Most stored PCs are stuffed with legacy files or more importantly, personal
data. The proliferation of unprinted holiday snaps and credit card details is
likely to mean people are loath to dispose of their legacy equipment.
Additional pressure comes from legal and environmental concerns. The WEEE
directive, for example, has increased pressure on providers and users to dispose
of technology in an environmentally-sensitive manner.

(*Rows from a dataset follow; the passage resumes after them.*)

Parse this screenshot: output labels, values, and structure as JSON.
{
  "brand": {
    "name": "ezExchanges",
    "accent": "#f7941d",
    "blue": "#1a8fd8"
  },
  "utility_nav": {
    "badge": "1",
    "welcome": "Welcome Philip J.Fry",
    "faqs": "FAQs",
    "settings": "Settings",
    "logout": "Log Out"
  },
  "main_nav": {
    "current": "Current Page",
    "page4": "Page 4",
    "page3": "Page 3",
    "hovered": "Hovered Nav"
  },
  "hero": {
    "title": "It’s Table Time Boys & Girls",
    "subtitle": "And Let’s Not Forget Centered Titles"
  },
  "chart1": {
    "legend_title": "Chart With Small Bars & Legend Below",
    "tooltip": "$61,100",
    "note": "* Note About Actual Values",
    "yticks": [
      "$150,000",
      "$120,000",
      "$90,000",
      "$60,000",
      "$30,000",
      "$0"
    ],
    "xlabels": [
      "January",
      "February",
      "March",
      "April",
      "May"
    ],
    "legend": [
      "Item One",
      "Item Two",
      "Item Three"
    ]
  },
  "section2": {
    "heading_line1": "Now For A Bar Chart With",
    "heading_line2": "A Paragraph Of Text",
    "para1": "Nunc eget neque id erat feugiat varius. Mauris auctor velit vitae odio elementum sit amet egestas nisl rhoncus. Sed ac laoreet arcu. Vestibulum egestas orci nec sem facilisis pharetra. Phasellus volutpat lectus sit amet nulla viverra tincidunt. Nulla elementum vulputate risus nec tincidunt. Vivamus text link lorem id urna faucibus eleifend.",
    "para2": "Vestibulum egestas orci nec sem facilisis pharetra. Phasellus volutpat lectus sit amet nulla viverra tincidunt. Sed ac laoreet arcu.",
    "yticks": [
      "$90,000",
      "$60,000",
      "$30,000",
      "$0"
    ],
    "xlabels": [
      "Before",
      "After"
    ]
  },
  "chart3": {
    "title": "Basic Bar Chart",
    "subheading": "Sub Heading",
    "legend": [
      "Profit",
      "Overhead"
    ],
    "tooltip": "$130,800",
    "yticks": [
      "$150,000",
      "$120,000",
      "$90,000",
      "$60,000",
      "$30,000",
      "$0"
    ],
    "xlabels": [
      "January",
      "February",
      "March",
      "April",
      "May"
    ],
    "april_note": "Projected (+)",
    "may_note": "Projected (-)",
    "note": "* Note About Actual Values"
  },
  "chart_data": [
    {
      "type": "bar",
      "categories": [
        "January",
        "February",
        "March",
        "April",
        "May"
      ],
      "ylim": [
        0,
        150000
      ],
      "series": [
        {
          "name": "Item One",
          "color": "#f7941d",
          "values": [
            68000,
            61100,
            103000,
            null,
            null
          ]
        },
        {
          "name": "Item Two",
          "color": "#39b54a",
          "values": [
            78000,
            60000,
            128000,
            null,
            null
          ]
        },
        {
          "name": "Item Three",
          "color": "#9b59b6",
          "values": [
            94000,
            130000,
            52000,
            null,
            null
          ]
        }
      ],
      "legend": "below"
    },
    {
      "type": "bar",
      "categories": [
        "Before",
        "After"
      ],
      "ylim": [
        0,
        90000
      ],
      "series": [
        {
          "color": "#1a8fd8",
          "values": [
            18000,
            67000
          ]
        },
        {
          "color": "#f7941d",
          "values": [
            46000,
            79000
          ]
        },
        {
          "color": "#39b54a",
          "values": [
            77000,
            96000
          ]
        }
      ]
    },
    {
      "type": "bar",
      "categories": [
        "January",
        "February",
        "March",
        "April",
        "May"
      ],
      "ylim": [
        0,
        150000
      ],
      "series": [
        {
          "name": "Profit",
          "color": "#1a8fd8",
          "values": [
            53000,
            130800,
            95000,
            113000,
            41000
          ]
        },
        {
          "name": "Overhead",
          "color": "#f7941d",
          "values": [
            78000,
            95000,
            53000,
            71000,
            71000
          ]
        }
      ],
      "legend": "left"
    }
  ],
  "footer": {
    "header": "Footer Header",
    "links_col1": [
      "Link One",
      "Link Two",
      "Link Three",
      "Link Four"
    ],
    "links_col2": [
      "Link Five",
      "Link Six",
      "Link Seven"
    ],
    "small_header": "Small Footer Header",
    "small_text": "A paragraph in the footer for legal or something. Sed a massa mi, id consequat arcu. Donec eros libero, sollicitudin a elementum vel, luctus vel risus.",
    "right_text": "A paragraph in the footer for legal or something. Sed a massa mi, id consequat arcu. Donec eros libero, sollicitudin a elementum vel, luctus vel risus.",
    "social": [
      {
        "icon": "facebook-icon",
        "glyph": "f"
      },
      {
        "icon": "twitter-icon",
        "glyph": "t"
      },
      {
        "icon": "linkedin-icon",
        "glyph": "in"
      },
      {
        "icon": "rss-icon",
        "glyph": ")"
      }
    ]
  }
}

But regulation and charity can only soak up so much toxic waste. While some
retired PCs are re-used and recycled, many millions are simply dumped into
landfill.
Estimates suggest as many as three million PCs are landfilled in the UK every
year.
And the continual churn of computers means the problem is likely to
exacerbate.
Gartner reports the worldwide installed base of PCs is growing at a little less
than 12 per cent annually. At that pace, it will surpass two billion units by
early 2014.
Suitable solutions are not easy to find. Some users choose to dump old
equipment on unsuspecting family, such as the 486 I lumbered my parents with -
before my mum realised it was too slow to process a game of patience, never mind
access the internet.
And while the billion PCs installed around the globe have helped spread
information access, whether such access remains centralised in the hands of the
West remains a moot point.
Pushing a green information revolution to the rest of the world is likely to
rely on users finding environmentally-sensitive homes for the next billion PCs.